Much of the important work being done in art music during this period was of a highly experimental nature. While some composers were crafting music in highly controlled systems, usually employing atonality (music that avoids a central pitch or conventional key based on the traditional scales), others were attracted to freedom and chance in music. John Cage is an example of the latter type. He experimented with silence in his most famouls piece, 4'33", in which a pianist sat at a piano for four minutes and thirty-three seconds without playing a note.
 

 
 
In the performance of this piece, the ambient sounds become part of the composition of the performance. In addition to silence, Cage experimented with chance--certain events in a performance would be determined by the role of dice or by consulting the I Ching,  the ancient Chinese book of divination. Cage was also know for using the prepared piano, in which a conventional piano is "prepared" by inserting bolts, pieces of rubber and other foreign objects into the strings to create a new kind of percussion instrument.
 

 
Here, Cage talks about his philsophy of music, sound and silence:
 

 
 

By the late 1940s, jazz musicians who had played supporting roles in the swing era were taking jazz in new and experimental directions as well.

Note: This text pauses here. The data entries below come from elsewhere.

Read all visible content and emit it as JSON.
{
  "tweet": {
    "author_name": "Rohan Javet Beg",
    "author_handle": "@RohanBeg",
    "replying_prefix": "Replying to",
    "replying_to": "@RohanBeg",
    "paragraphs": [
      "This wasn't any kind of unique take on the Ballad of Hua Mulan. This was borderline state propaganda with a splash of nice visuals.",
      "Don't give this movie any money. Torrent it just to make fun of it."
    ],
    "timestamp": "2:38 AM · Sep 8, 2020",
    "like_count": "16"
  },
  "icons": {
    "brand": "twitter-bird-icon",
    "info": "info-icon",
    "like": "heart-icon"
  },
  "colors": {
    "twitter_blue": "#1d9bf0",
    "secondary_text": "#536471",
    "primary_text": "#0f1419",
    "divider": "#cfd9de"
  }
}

Bebop and other new styles of jazz were taking the genre in a more intellectual direction. Jazz began to take on more characteristics of a cultivated or "high art" music intended more for listening than dancing. A classic example of Bebop, with its small combos and fast improvised virtuosity (exceptional technical ability on an instrument) is Koko by Charlie "Bird" Parker and Dizzy Gillespie.
 
 

 
 
Avant-Garde movements developed in jazz, too, with musicians like John Coltrane and Charles Mingus experimenting with atonality, dissonance and free jazz. Jazz has undergone a remarkable journey at this point. Having started out as a style of popular music close to the folk traditions of African Americans and reviled by those who thought of it as low-down and dirty, jazz eventually developed into a style regarded as sophisticated and artistic--even highly intellectual in the view of many of those who played bebop and other late styles of jazz. It is partly because of this movemont of jazz in a high art or cultivated direction that it began to recede from the popular music scene, making way for other styles such as rhythm and blues, country, and rock and roll to dominate in the later 1950s and beyond.